Explains virtual worlds well4
Ed Castranova is probably the best known academic who writes about virtual worlds and Massively Multi-player Online Role Playing Games. These include the big online fantasy games such as Everquest and World of Warcaft, where thousands of people go and adventure together in lavish 3D worlds, as well as the more creative virtual playgrounds such as Second Life and Project Entropia, where people can more or less create whatever virtual objects they like and possibly make a real living from it.

In his first proper book on the subject, he refers back to his very first paper where he argued how the `residents' of Everquest were more productive in real dollar terms than the residents of some real countries. This brought him international fame and now many other academics are now researching the subject.

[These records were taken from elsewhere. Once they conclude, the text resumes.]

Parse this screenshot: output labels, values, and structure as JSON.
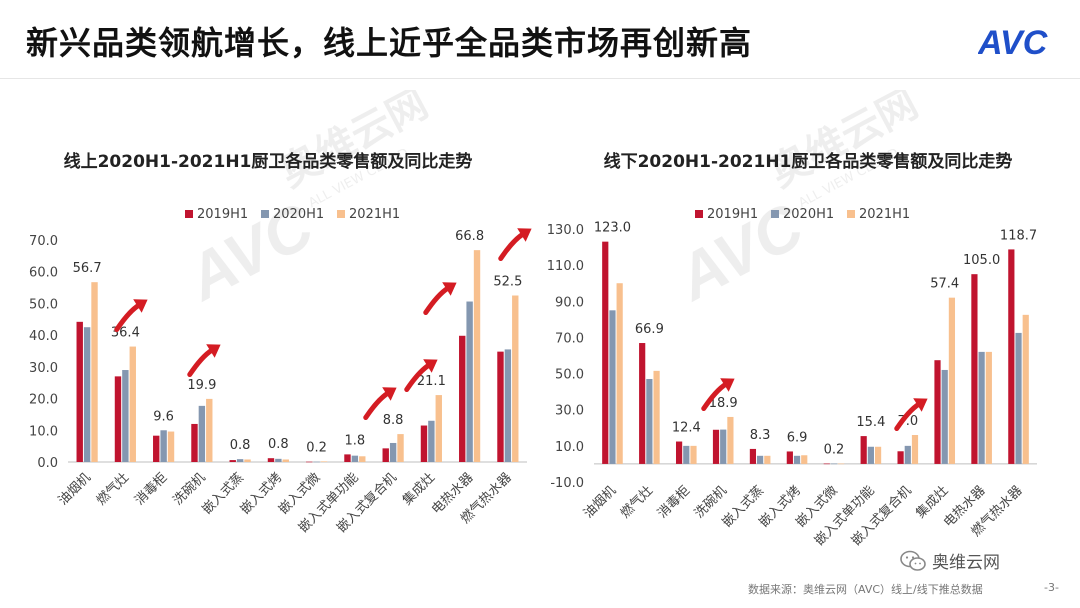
{
  "page": {
    "title": "新兴品类领航增长，线上近乎全品类市场再创新高",
    "brand": "AVC",
    "watermark_cn": "奥维云网",
    "watermark_en": "ALL VIEW CLOUD",
    "wechat_label": "奥维云网",
    "source": "数据来源：奥维云网（AVC）线上/线下推总数据",
    "page_number": "-3-"
  },
  "colors": {
    "2019H1": "#c0142f",
    "2020H1": "#8497b0",
    "2021H1": "#f8c08e",
    "arrow": "#d41c23",
    "brand": "#1f4fc9"
  },
  "chart_data": [
    {
      "type": "bar",
      "title": "线上2020H1-2021H1厨卫各品类零售额及同比走势",
      "legend": [
        "2019H1",
        "2020H1",
        "2021H1"
      ],
      "categories": [
        "油烟机",
        "燃气灶",
        "消毒柜",
        "洗碗机",
        "嵌入式蒸",
        "嵌入式烤",
        "嵌入式微",
        "嵌入式单功能",
        "嵌入式复合机",
        "集成灶",
        "电热水器",
        "燃气热水器"
      ],
      "series": [
        {
          "name": "2019H1",
          "values": [
            44.2,
            27.0,
            8.3,
            12.0,
            0.6,
            1.2,
            0.1,
            2.4,
            4.3,
            11.5,
            39.8,
            34.8
          ]
        },
        {
          "name": "2020H1",
          "values": [
            42.5,
            29.0,
            10.0,
            17.7,
            0.9,
            1.0,
            0.1,
            2.0,
            6.0,
            13.0,
            50.6,
            35.5
          ]
        },
        {
          "name": "2021H1",
          "values": [
            56.7,
            36.4,
            9.6,
            19.9,
            0.8,
            0.8,
            0.2,
            1.8,
            8.8,
            21.1,
            66.8,
            52.5
          ]
        }
      ],
      "data_labels": [
        "56.7",
        "36.4",
        "9.6",
        "19.9",
        "0.8",
        "0.8",
        "0.2",
        "1.8",
        "8.8",
        "21.1",
        "66.8",
        "52.5"
      ],
      "ylim": [
        0,
        70
      ],
      "yticks": [
        "0.0",
        "10.0",
        "20.0",
        "30.0",
        "40.0",
        "50.0",
        "60.0",
        "70.0"
      ],
      "grid": false,
      "legend_position": "top"
    },
    {
      "type": "bar",
      "title": "线下2020H1-2021H1厨卫各品类零售额及同比走势",
      "legend": [
        "2019H1",
        "2020H1",
        "2021H1"
      ],
      "categories": [
        "油烟机",
        "燃气灶",
        "消毒柜",
        "洗碗机",
        "嵌入式蒸",
        "嵌入式烤",
        "嵌入式微",
        "嵌入式单功能",
        "嵌入式复合机",
        "集成灶",
        "电热水器",
        "燃气热水器"
      ],
      "series": [
        {
          "name": "2019H1",
          "values": [
            123.0,
            66.9,
            12.4,
            18.9,
            8.3,
            6.9,
            0.2,
            15.4,
            7.0,
            57.4,
            105.0,
            118.7
          ]
        },
        {
          "name": "2020H1",
          "values": [
            85.0,
            47.0,
            10.0,
            19.0,
            4.5,
            4.5,
            0.2,
            9.5,
            10.0,
            52.0,
            62.0,
            72.5
          ]
        },
        {
          "name": "2021H1",
          "values": [
            100.0,
            51.5,
            10.0,
            26.0,
            4.5,
            4.8,
            0.2,
            9.5,
            16.0,
            92.0,
            62.0,
            82.5
          ]
        }
      ],
      "data_labels": [
        "123.0",
        "66.9",
        "12.4",
        "18.9",
        "8.3",
        "6.9",
        "0.2",
        "15.4",
        "7.0",
        "57.4",
        "105.0",
        "118.7"
      ],
      "ylim": [
        -10,
        130
      ],
      "yticks": [
        "-10.0",
        "10.0",
        "30.0",
        "50.0",
        "70.0",
        "90.0",
        "110.0",
        "130.0"
      ],
      "grid": false,
      "legend_position": "top"
    }
  ]
}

From this basis he describes what makes a virtual world, looking at the design, the technology, the in-game economy, the social aspects and possible futures for the genre. I find Castranova a very accessible writer and found this book very interesting. People who are knowledgeable about the subject may not find too much they didn't know already but nevertheless it's a good read for anyone interested in the subject.

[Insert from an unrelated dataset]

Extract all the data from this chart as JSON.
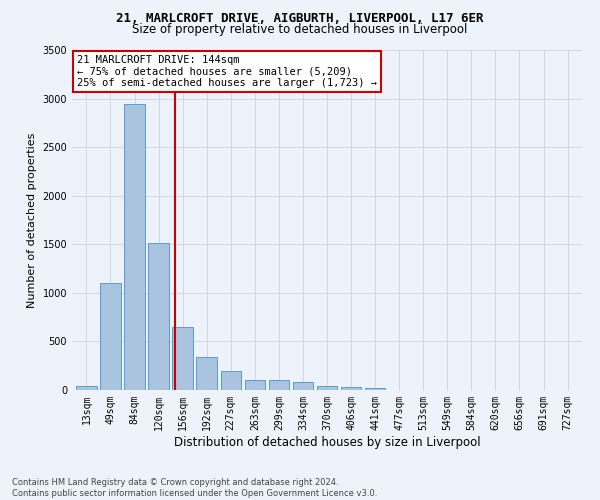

A definitve background account5
An essential text that has already become a classic, addressing the issues arising in MMORPGs and MUDs, most of which apply directly to the fundamentals of the more recent 'goal-free' worlds such as Second Life. Castronova writes as a senior economics academic, and deals with all the relevant issues of the synthetic world economy and its relationship to the non-synthetic world. Along the way he successfully establishes and defends a position that asserts the mutual interpenetration of synthetic and non-synthetic worlds, based on the widely-accepted utility (subjective) definition of the value of goods and services offered in a marketplace. Thus, an artefact created within Second Life and sold for the same final bid alongside non-synthetic articles on e-Bay is as real and as valuable as they are: within the economist's definition of value, identical. Text 283pp, Appendix 10pp, Notes 16pp, References 7pp, Index 14pp. It could have been dry but it is emphatically not so; a fascinating account, told with humour and insight.